Most people who navigate through our legal system, and who must educate themselves about our laws, opt to use a lawyer in the hope that the lawyer, through his skill and knowledge, will give them both a friend in Court and an advantage over their adversary. In other words, in our judicial system, lawyers are meant to assist. They are not a necessity, nor is there any law requiring people to rely on lawyers. There are, of course, exceptions to this. Corporations, which are not people (an obvious point but one that matters at law), cannot appear in any court but small claims without a lawyer acting on their behalf. Also, if adults are incapacitated, courts will appoint lawyers to protect them.
Children occupy an interesting little legal enclave. If a child's legal interests appear to be contrary to his parents' interests or desires, the Court may appoint a lawyer to ensure that the child's needs are not made subordinate to the parents' demands. Normally, however, children cannot appear in a case on their own behalf. Instead, they can appear only through their parents. That is, the suit will be filed by John Doe, as parent and guardian of John Doe, Jr.
In Ohio, parents of a minor autistic child filed a case on his behalf against the school district. They elected to appear in propriate persona — that is, without a lawyer. They were successful. Their success apparently has the Cleveland Bar Association very worried. How else to explain the fact that the Bar is threatening to fine the parents for their successful court appearance:
The Cleveland Bar Association is threatening to fine the parents of an autistic boy $10,000 for not hiring a lawyer when they brought, and largely won, a court case on their son's behalf four years ago.
After a long court battle, Brian and Susan Woods settled their case with the Akron school district in 2002 when the district agreed to send Daniel, now 11, to a private school.
But in February, the Cleveland Bar Association took issue with the Woodses' handling parts of that case themselves and not through a lawyer.
The bar charged them with unauthorized practice of law and threatened a $10,000 fine, saying that although the Woodses were allowed to represent themselves, they could not act as lawyers for their son. The charge is normally filed against nonlawyers who provide legal services for pay, but is rare against parents.
Representatives of several advocacy groups – plus the National School Boards Association, the American Bar Association and the Ohio bar's Committee on the Unauthorized Practice of Law – could not recall any cases of parents being charged with this misdemeanor offense.

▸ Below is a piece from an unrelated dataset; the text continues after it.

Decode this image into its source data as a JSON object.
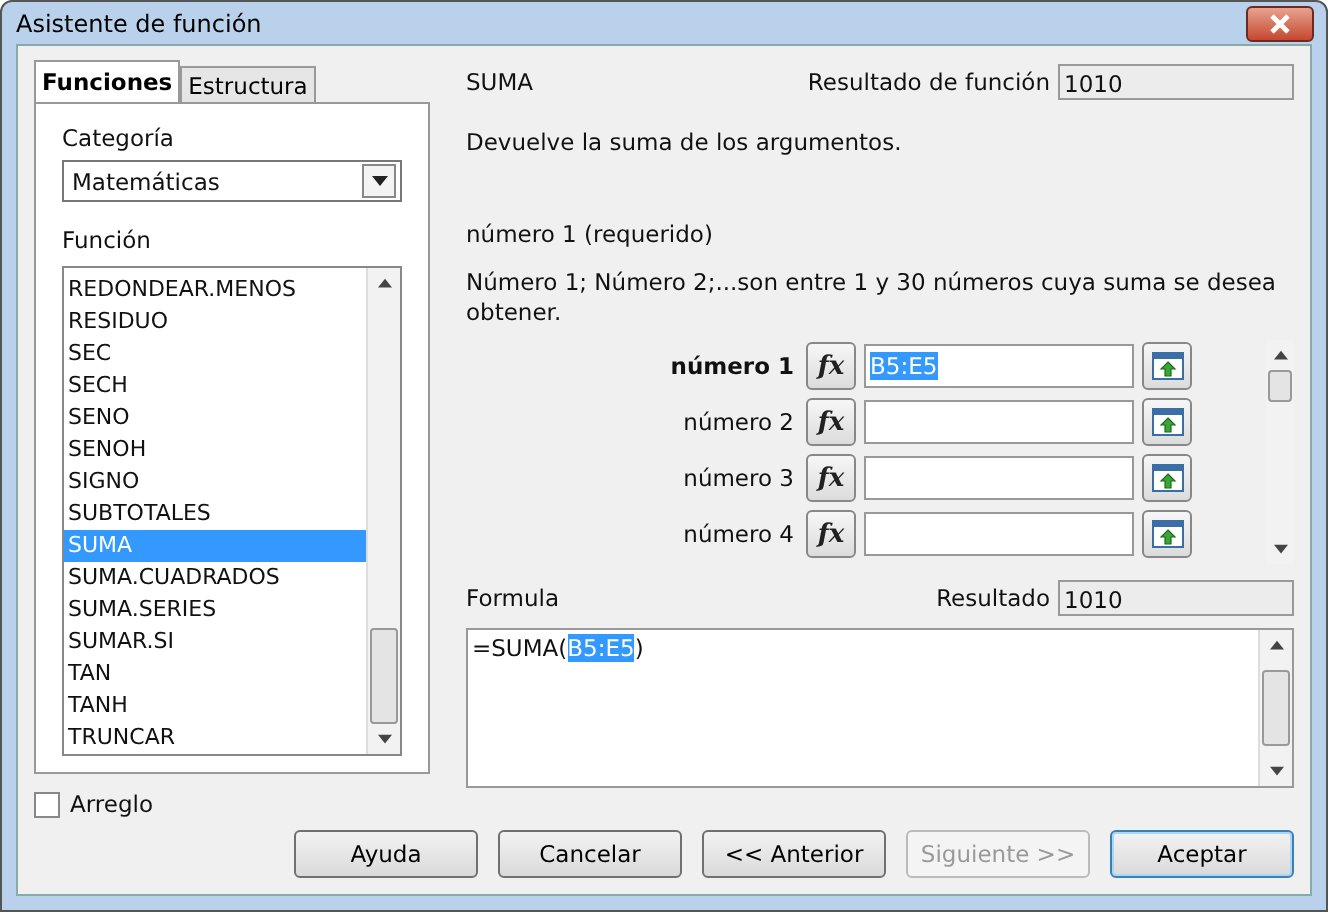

Although the Ohio Supreme Court hasn't yet decided the matter, it already shows some signs of good sense:
Last week, the Ohio Supreme Court, which will ultimately decide the case, ordered the bar to present evidence on why the case should not be dismissed, saying it appeared that "Woods has not engaged in the unauthorized practice of law."
What's really lovely is the Bar's justification for bringing this claim against parents who successfully defended their child's legal rights:
Michael Harvey, the Rocky River lawyer handling the charges for the bar association, said the goal is to protect the rights of children. Harvey said special education laws are so complex that children need experts, not untrained parents, looking out for their rights.
Call me a cynic, but I doubt the Bar's stated good intentions. This whole thing has the smell of a monopoly that is trying to use gross bullying tactics to maintain its control over the market. No wonder some people think lawyers are bottom feeders. And no wonder that my natural inclination from the time I left law school has always been corporate defense work.